Stanley Middleton - "Wakacje"

 "Wakacje" dosłownie kojarzą mi się z ciepłymi barwami, które ogrzewają moją wyobraźnię dając mi subtelną wycieczkę w świat postaci, które cechuje wielki geniusz autora. Historia na pozór może tchnąć banalnością. Edwin Fisher odwiedza miejsce, w którym spędzał wakacje będąc małym chłopcem. Wyjazd jest następstwem ostatecznego rozwodu z żoną. Edwin szuka ukojenia w przeszłości, w ulotnych wspomnieniach. Niestety, nic nie jest takie jak chcemy aby było. 
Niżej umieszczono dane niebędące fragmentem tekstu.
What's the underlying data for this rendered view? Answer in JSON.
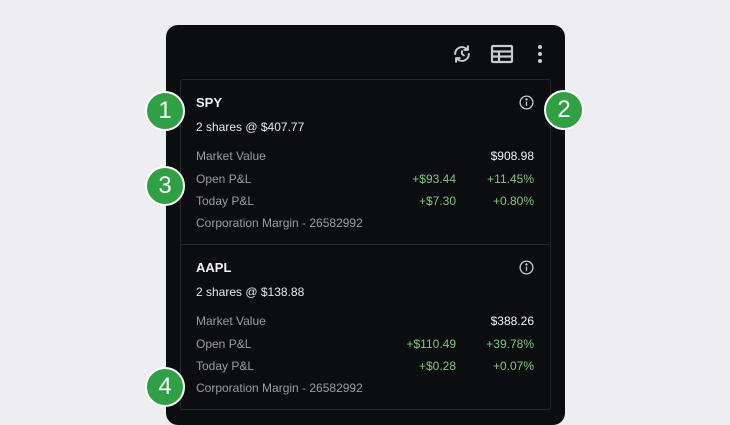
{
  "toolbar": {
    "refresh_icon": "refresh-icon",
    "table_icon": "table-view-icon",
    "more_icon": "more-vertical-icon"
  },
  "positions": [
    {
      "symbol": "SPY",
      "shares": "2 shares @ $407.77",
      "market_value_label": "Market Value",
      "market_value": "$908.98",
      "open_pl_label": "Open P&L",
      "open_pl_value": "+$93.44",
      "open_pl_pct": "+11.45%",
      "today_pl_label": "Today P&L",
      "today_pl_value": "+$7.30",
      "today_pl_pct": "+0.80%",
      "account": "Corporation Margin - 26582992"
    },
    {
      "symbol": "AAPL",
      "shares": "2 shares @ $138.88",
      "market_value_label": "Market Value",
      "market_value": "$388.26",
      "open_pl_label": "Open P&L",
      "open_pl_value": "+$110.49",
      "open_pl_pct": "+39.78%",
      "today_pl_label": "Today P&L",
      "today_pl_value": "+$0.28",
      "today_pl_pct": "+0.07%",
      "account": "Corporation Margin - 26582992"
    }
  ],
  "badges": [
    "1",
    "2",
    "3",
    "4"
  ],
  "colors": {
    "accent_green": "#2fa043",
    "positive": "#7ec77e",
    "panel_bg": "#0c0d10"
  }
}
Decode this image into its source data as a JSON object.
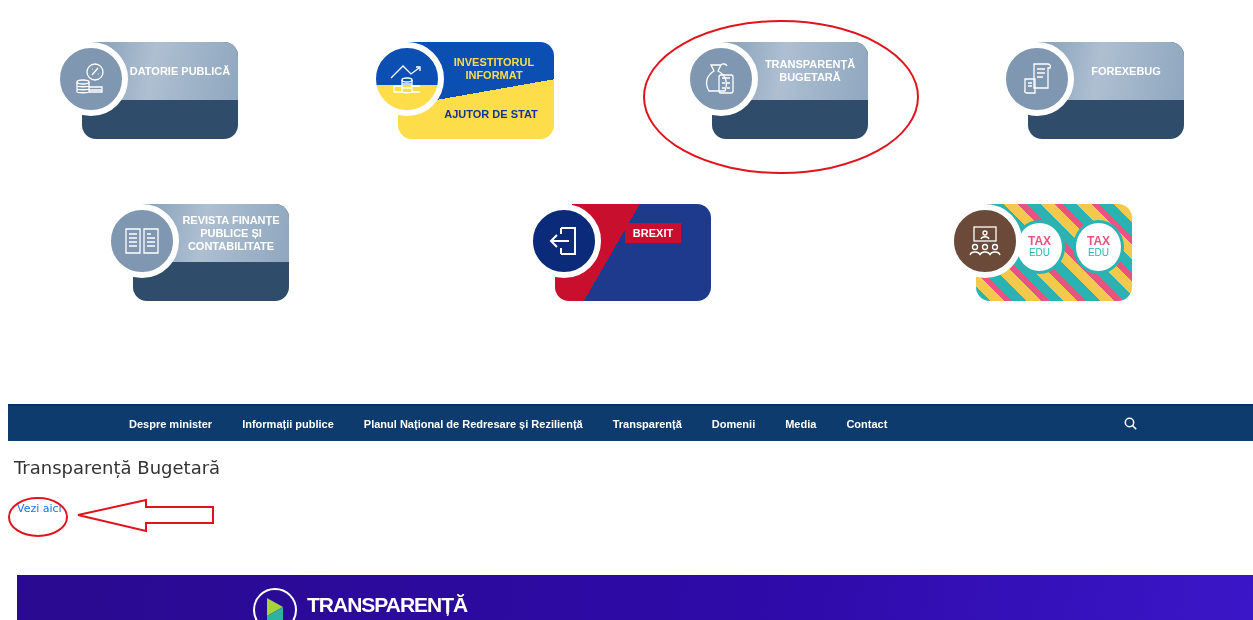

 Middleton wystawia czytelnika na próbę, kiedy ten czyta fabułę która nie należy do zbyt szybkich, ale nie to jest tutaj najważniejsze. Pisarz bawi się słowem, pokazując lokalną społeczność i związki ludzi związanych ze sobą. Czy odległe wspomnienia mogą wyleczyć teraźniejszość? A co z ludźmi, których nie chcemy spotykać na naszej drodze, ale oni nie pozwalają nam zapomnieć o porażkach. Momentami odnosiłem wrażenie że Edwin jest zaburzony psychicznie.

 Siła "Wakacji" tkwi w szczegółach, w detalach jakich autor nam nie szczędzi. Jeżeli pisarze obnażają swoje emocje i duszę, to Middlelton jest tego przykładem. Nie jest to powieść która tchnie optymizmem, wręcz przeciwnie. Momentami dialogi są zawieszone, postacie rozmawiają ze sobą jakby od niechcenia. Autor robi studium zachowań postaci, odkrywa ich zachowania, pozwalając sobie na głębokie operacje na ich losach. Dziwna jest ta historia, zupełnie inna od tych do których jestem przyzwyczajony. Czy autor miał doskonały słuch muzyczny? Tego nie wiem, ale wiem że doskonale zna się na ludziach, czego "Wakacje" są przykładem. Autor za tę powieść otrzymał Bookera. Warto się przekonać na ile autor zasłużył na takie wielkie wyróżnienie. Polecam.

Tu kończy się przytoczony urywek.